How to choose the media of affinity chromatography
When selecting affinity chromatography packing materials, several key factors should be considered to ensure that the packing is suitable for specific separation needs. Here are some factors to consider when choosing affinity chromatography packing materials:
- Target Molecule Characteristics: First, consider the size, charge, hydrophobicity, and other biochemical properties of the target molecule, as these will affect its interaction with the packing material.
- Physical and Chemical Stability of the Packing: The packing should have good mechanical and chemical stability to withstand the pressures and different chemical environments of the chromatographic process.
- Porosity and Surface Area: High porosity and a large surface area contribute to improved mass transfer efficiency and target molecule binding capacity.
- Biocompatibility: The packing should have good biocompatibility to minimize non-specific adsorption and denaturation of the target molecule.
- Choice of Affinity Ligand: The affinity ligand should have high specificity and affinity to effectively capture the target molecule. Common affinity ligands include antibodies, protein A, metal ion chelators, lectins, and dyes.
- Cost-Effectiveness: The cost of the packing material is also an important factor, especially in large-scale purification processes.
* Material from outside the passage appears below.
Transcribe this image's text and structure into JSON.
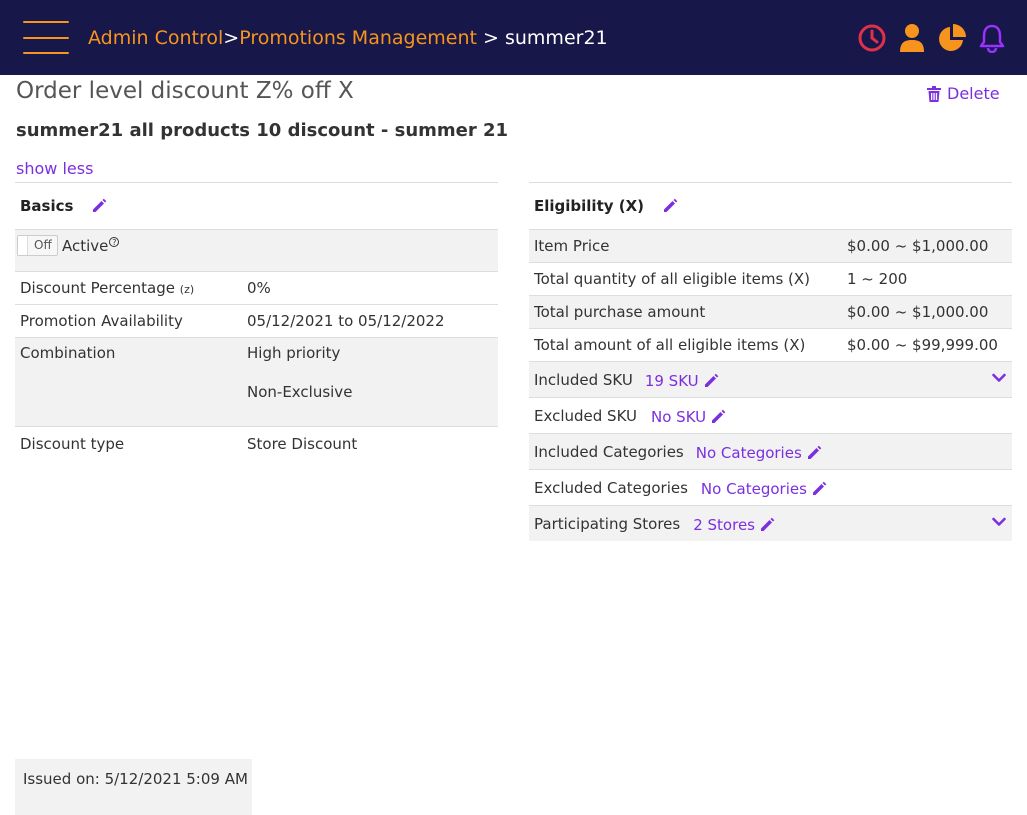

- Regeneration and Reusability: Ideal packing materials should be capable of being reused over multiple purification cycles without losing performance.
- Flow Rate and Resolution: The packing should allow for rapid flow while maintaining good resolution to effectively separate the target molecule.
- Compatibility: The packing should be compatible with the chromatography system used, including compatibility with the mobile phase and detection systems.
According to the search results, agarose packing materials have become popular in affinity chromatography due to their low cost, large pore size, low non-specific binding, and broad pH stability. However, agarose has limited mechanical stability at high operating pressures, which may limit its use in high-performance liquid chromatography (HPLC) systems. Other carbohydrate-based materials, such as cellulose, have also been used as supports in affinity chromatography, although they were more common in early affinity chromatography applications and are now often used in membrane-based affinity separations.